Manchester Museum, The University Of Manchester, Oxford Rd, Manchester, M13 9PL – Visit Now
After a year of turmoil, Manchester Museum has announced its reopening plans, meaning things will be a little different to usual but it’s all necessary so you can still visit this stunning building. Firstly, the opening hours have been reduced down to Wednesday to Sunday, 11am to 4pm. Happily, all the Natural History galleries are open and free to visit, including the legendary Stan the T Rex and the Vivarium. However, the Archaeology and Ancient Worlds galleries, including Ancient Egypt, are going to remain closed until 2022 while the £13.5m transformation takes place.
If you fancy a hot drink you’re in luck as the coffee shop will be open Monday to Sunday, 8am to 4pm, although this is set to be confirmed fully soon. The on-site shop will be open Monday to Friday, 10am to 4pm. You’ll need to book in advance and all the details can be found on the website (link below). There will be a one-way route around the building that will ensure visitors can see all the exhibits while maintaining social distancing – this includes a new exit, opposite from the entrance, which will help to reduce risk even further.

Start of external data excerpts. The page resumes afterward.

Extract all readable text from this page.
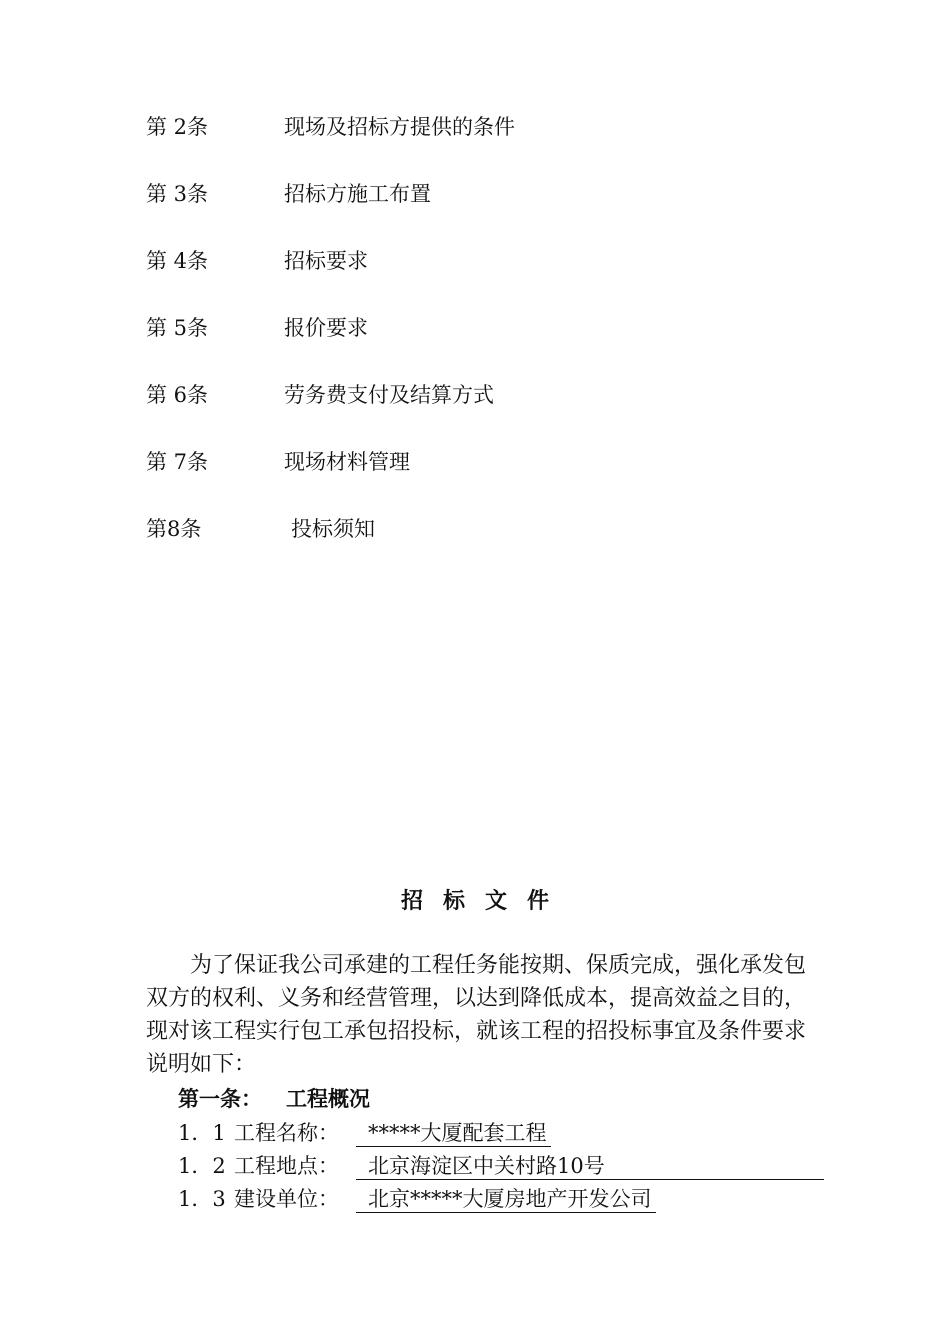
第 2条	现场及招标方提供的条件
第 3条	招标方施工布置
第 4条	招标要求
第 5条	报价要求
第 6条	劳务费支付及结算方式
第 7条	现场材料管理
第8条	投标须知
招标文件
为了保证我公司承建的工程任务能按期、保质完成，强化承发包双方的权利、义务和经营管理，以达到降低成本，提高效益之目的，现对该工程实行包工承包招投标，就该工程的招投标事宜及条件要求说明如下：
第一条： 工程概况
1．1 工程名称： *****大厦配套工程
1．2 工程地点： 北京海淀区中关村路10号
1．3 建设单位： 北京*****大厦房地产开发公司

You can expect increased safety measures, including hand sanitiser points at the entrance and throughout, and masks will be compulsory. There will be contactless payment at the shop, coffee shop and donation points. School visits and large groups will be put on hold for the time being, along with events.

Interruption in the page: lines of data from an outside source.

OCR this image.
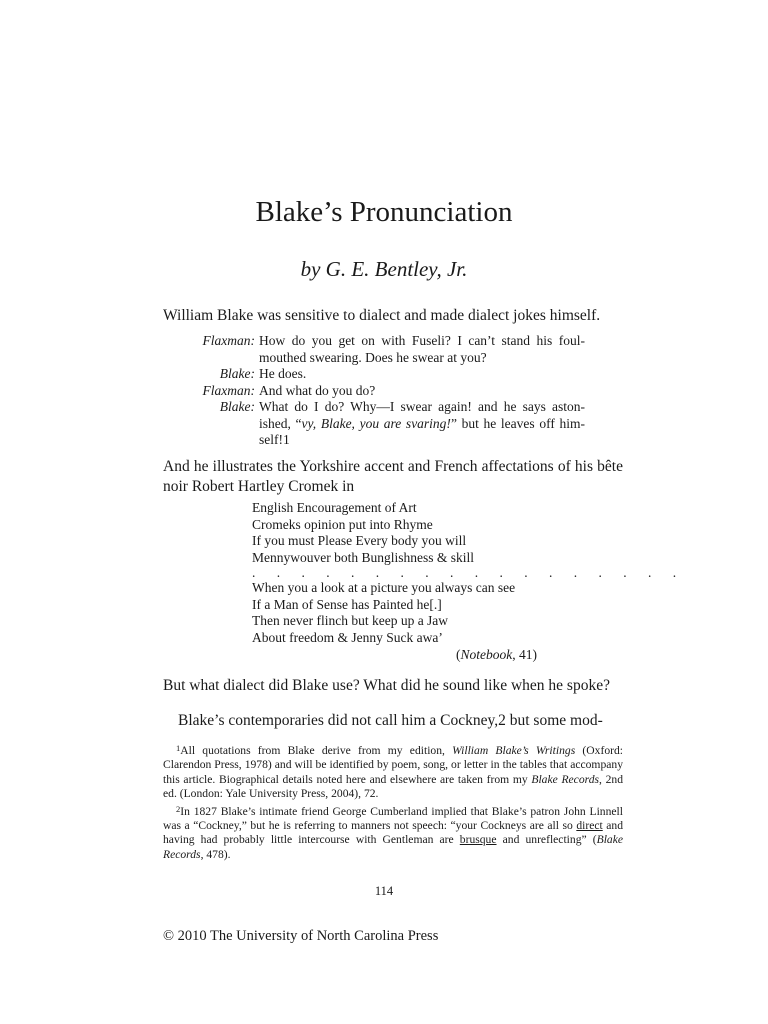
Blake’s Pronunciation
by G. E. Bentley, Jr.
William Blake was sensitive to dialect and made dialect jokes himself.
Flaxman: How do you get on with Fuseli? I can’t stand his foul-mouthed swearing. Does he swear at you?
Blake: He does.
Flaxman: And what do you do?
Blake: What do I do? Why—I swear again! and he says aston-ished, “vy, Blake, you are svaring!” but he leaves off him-self!1
And he illustrates the Yorkshire accent and French affectations of his bête noir Robert Hartley Cromek in
English Encouragement of Art
Cromeks opinion put into Rhyme
If you must Please Every body you will
Mennywouver both Bunglishness & skill
. . . . . . . . . . . . . . . . . .
When you a look at a picture you always can see
If a Man of Sense has Painted he[.]
Then never flinch but keep up a Jaw
About freedom & Jenny Suck awa’
(Notebook, 41)
But what dialect did Blake use? What did he sound like when he spoke?
Blake’s contemporaries did not call him a Cockney,2 but some mod-
$^1$All quotations from Blake derive from my edition, William Blake’s Writings (Oxford: Clarendon Press, 1978) and will be identified by poem, song, or letter in the tables that accompany this article. Biographical details noted here and elsewhere are taken from my Blake Records, 2nd ed. (London: Yale University Press, 2004), 72.
$^2$In 1827 Blake’s intimate friend George Cumberland implied that Blake’s patron John Linnell was a “Cockney,” but he is referring to manners not speech: “your Cockneys are all so direct and having had probably little intercourse with Gentleman are brusque and unreflecting” (Blake Records, 478).
114
© 2010 The University of North Carolina Press
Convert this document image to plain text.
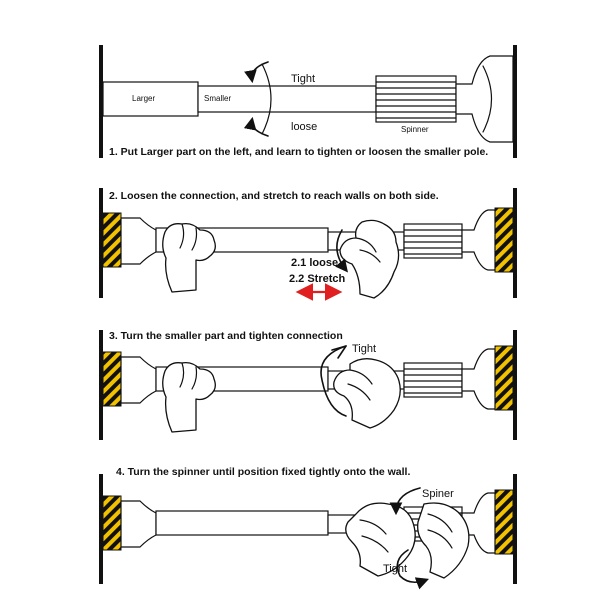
Larger	Smaller
Tight
loose	Spinner
1. Put Larger part on the left, and learn to tighten or loosen the smaller pole.
2.1 loose
2.2 Stretch
2. Loosen the connection, and stretch to reach walls on both side.
Tight
3. Turn the smaller part and tighten connection
Spiner
Tight
4. Turn the spinner until position fixed tightly onto the wall.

Manchester Museum has announced its reopening plans, meaning things will be a little different to usual but it’s all necessary so you can still visit this stunning building
Manchester Museum has always been a place of wonder – it’s one of those glorious Victorian-era venues with a smorgasbord of fascinating collections crammed into a building within the complex of the University of Manchester.
The origins of the museum lie in the collection of Manchester manufacturer and collector John Leigh Philips; after his death, his ‘cabinet’ was bought by a small group of wealthy men who went on to establish the Manchester Natural History Society in 1821. Over the next 70 years, the society expanded its collection, moved premises and eventually opened the now Grade II-listed museum itself, designed by Alfred Waterhouse, an architect whose other masterpieces include Manchester’s Town Hall and London’s Natural History Museum.

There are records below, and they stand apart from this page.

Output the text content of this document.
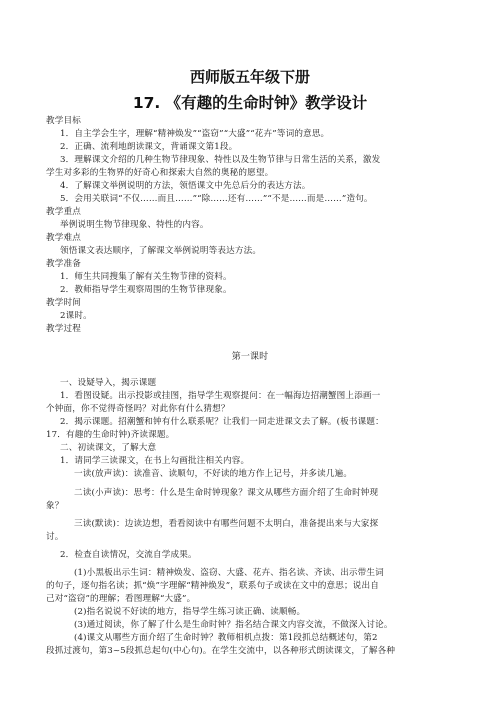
西师版五年级下册
17. 《有趣的生命时钟》教学设计
教学目标
1．自主学会生字，理解“精神焕发”“盗窃”“大盛”“花卉”等词的意思。
2．正确、流利地朗读课文，背诵课文第1段。
3．理解课文介绍的几种生物节律现象、特性以及生物节律与日常生活的关系，激发
学生对多彩的生物界的好奇心和探索大自然的奥秘的愿望。
4．了解课文举例说明的方法，领悟课文中先总后分的表达方法。
5．会用关联词“不仅……而且……”“除……还有……”“不是……而是……”造句。
教学重点
举例说明生物节律现象、特性的内容。
教学难点
领悟课文表达顺序，了解课文举例说明等表达方法。
教学准备
1．师生共同搜集了解有关生物节律的资料。
2．教师指导学生观察周围的生物节律现象。
教学时间
2课时。
教学过程
第一课时
一、设疑导入，揭示课题
1．看图设疑。出示投影或挂图，指导学生观察提问：在一幅海边招潮蟹图上添画一
个钟面，你不觉得奇怪吗？对此你有什么猜想？
2．揭示课题。招潮蟹和钟有什么联系呢？让我们一同走进课文去了解。(板书课题：
17．有趣的生命时钟)齐读课题。
二、初读课文，了解大意
1．请同学三读课文，在书上勾画批注相关内容。
一读(放声读)：读准音、读顺句，不好读的地方作上记号，并多读几遍。
二读(小声读)：思考：什么是生命时钟现象？课文从哪些方面介绍了生命时钟现
象？
三读(默读)：边读边想，看看阅读中有哪些问题不太明白，准备提出来与大家探
讨。
2．检查自读情况，交流自学成果。
(1)小黑板出示生词：精神焕发、盗窃、大盛、花卉、指名读、齐读、出示带生词
的句子，逐句指名读；抓“焕”字理解“精神焕发”，联系句子或读在文中的意思；说出自
己对“盗窃”的理解；看图理解“大盛”。
(2)指名说说不好读的地方，指导学生练习读正确、读顺畅。
(3)通过阅读，你了解了什么是生命时钟？指名结合课文内容交流，不做深入讨论。
(4)课文从哪些方面介绍了生命时钟？教师相机点拨：第1段抓总结概述句，第2
段抓过渡句，第3~5段抓总起句(中心句)。在学生交流中，以各种形式朗读课文，了解各种
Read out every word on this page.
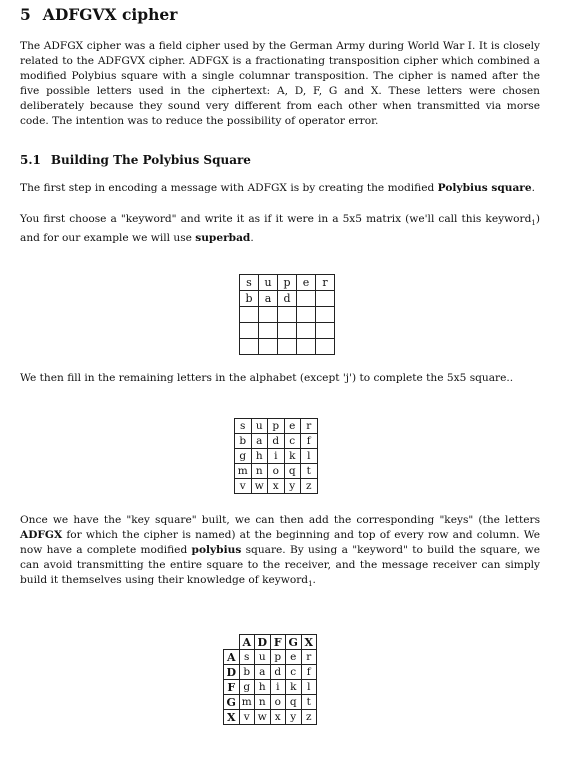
5 ADFGVX cipher

The ADFGX cipher was a field cipher used by the German Army during World War I. It is closely related to the ADFGVX cipher. ADFGX is a fractionating transposition cipher which combined a modified Polybius square with a single columnar transposition. The cipher is named after the five possible letters used in the ciphertext: A, D, F, G and X. These letters were chosen deliberately because they sound very different from each other when transmitted via morse code. The intention was to reduce the possibility of operator error.

5.1 Building The Polybius Square

The first step in encoding a message with ADFGX is by creating the modified Polybius square.

You first choose a "keyword" and write it as if it were in a 5x5 matrix (we'll call this keyword$_1$) and for our example we will use superbad.

s	u	p	e	r
b	a	d		

We then fill in the remaining letters in the alphabet (except 'j') to complete the 5x5 square..

s	u	p	e	r
b	a	d	c	f
g	h	i	k	l
m	n	o	q	t
v	w	x	y	z

Once we have the "key square" built, we can then add the corresponding "keys" (the letters ADFGX for which the cipher is named) at the beginning and top of every row and column. We now have a complete modified polybius square. By using a "keyword" to build the square, we can avoid transmitting the entire square to the receiver, and the message receiver can simply build it themselves using their knowledge of keyword$_1$.

	A	D	F	G	X
A	s	u	p	e	r
D	b	a	d	c	f
F	g	h	i	k	l
G	m	n	o	q	t
X	v	w	x	y	z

Set up along Darwinian lines, the museum’s six million objects (including a full size T-Rex skeleton) are displayed in eclectic, clever ways. The first floor galleries include Ancient Worlds, showcasing the best of the museum’s outstanding archaeology collections, Manchester Gallery, uncovering the links between the collection and the history of Manchester, and the Living Cultures gallery, which uses objects to reveal different cultures. Floor two features the vivarium, home to live reptiles and amphibians, while floor three is taken up with The Study, a space combining a gallery, research space, collections study centre, installations and live research projects that was opened in 2015 and has run a lively programme of events and exhibitions ever since. Don’t miss the café on the ground floor – run by the award-winning Teacup Kitchen, this is a good spot to fuel up, especially for families.